The FBI is investigating the breach involving the former Cerner division, according to Bloomberg, and it appears that patient data was stolen. Some medical companies have been hit with ransomware demands in response to that breach, but no one seems to understand the full extent of the incident.
And when it comes to the first breach, Oracle appears to be skating on its blanket denial of a breach in "Oracle Cloud" from two weeks ago by the fact that the breach occurred on an older generation of its cloud infrastructure that it now calls "Cloud Classic," according to security researcher Kevin Beaumont. "This is a serious cybersecurity incident which impacts customers, in a platform managed by Oracle," Beaumont wrote, and while the company appears to be communicating with key customers in private, its lack of transparency falls well below industry norms for handling any security incident that results in the loss of customer data.
Enterprise funding
OpenAI raised $40 billion in new funding, valuing the money-hemorrhaging foundation model company that started the generative AI boom at what feels like a high-water mark of $300 billion.

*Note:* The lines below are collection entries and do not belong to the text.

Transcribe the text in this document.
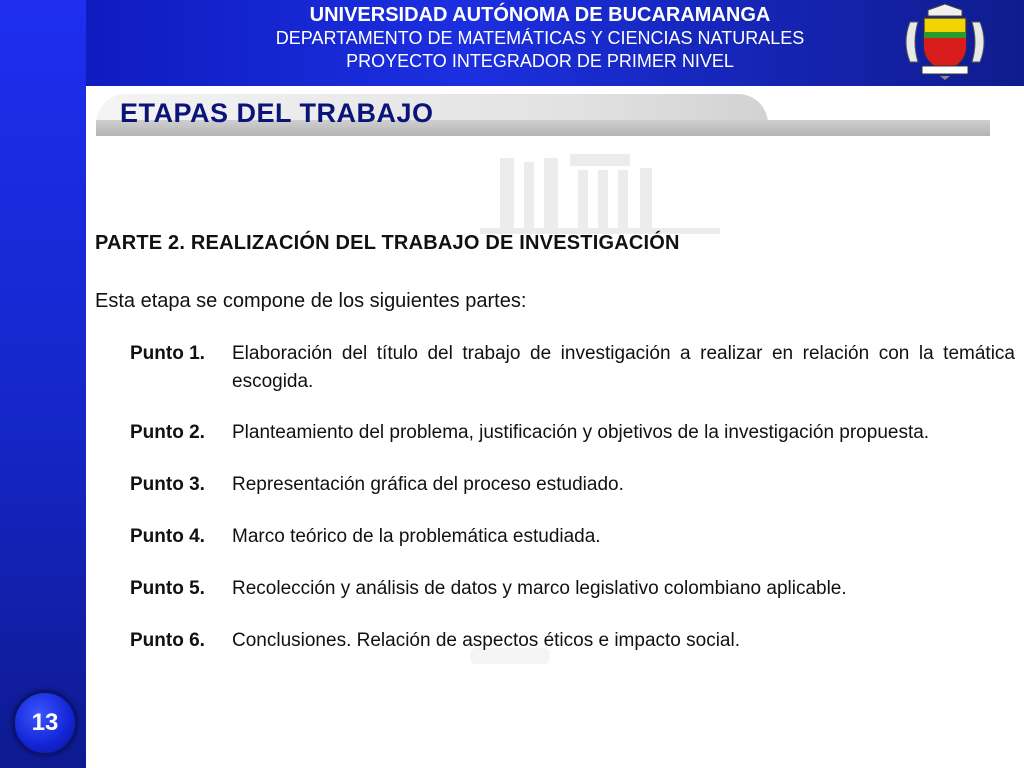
UNIVERSIDAD AUTÓNOMA DE BUCARAMANGA
DEPARTAMENTO DE MATEMÁTICAS Y CIENCIAS NATURALES
PROYECTO INTEGRADOR DE PRIMER NIVEL
ETAPAS DEL TRABAJO
PARTE 2. REALIZACIÓN DEL TRABAJO DE INVESTIGACIÓN
Esta etapa se compone de los siguientes partes:
Punto 1.	Elaboración del título del trabajo de investigación a realizar en relación con la temática escogida.
Punto 2.	Planteamiento del problema, justificación y objetivos de la investigación propuesta.
Punto 3.	Representación gráfica del proceso estudiado.
Punto 4.	Marco teórico de la problemática estudiada.
Punto 5.	Recolección y análisis de datos y marco legislativo colombiano aplicable.
Punto 6.	Conclusiones. Relación de aspectos éticos e impacto social.
13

Island scored $250 million in Series E funding to continue developing its enterprise browser, which gives security-conscious companies a way to lock down all corporate web activity.
Crusoe landed $225 million in a new credit facility, adding to a $600 million Series D round the upstart AI cloud provider raised late last year.
Temporal Technologies raised $146 million in Series C funding for its developer platform, which helps companies deploy more reliable applications.
Retym launched with $75 million in Series D funding, giving it a total of $180 million in overall funding as it develops DSP networking chips for data centers.
Straiker launched with $21 million in new funding for its security software designed for generative AI applications as well as agents.
The Runtime roundup
Broadcom is planning to substantially increase the minimum number of processor cores required for a VMware license from 16 to 72, according to CRN, which could spur a lot of medium-sized customers to seek alternatives.
AWS now supports Model Context Protocol in its Bedrock service, adding to the number of large AI and infrastructure companies that are betting on MCP becoming a standard for AI agent connectivity.
Thanks for reading — see you Thursday!
This post was updated to correct the spelling of Neo4j CEO Emil Efriem throughout.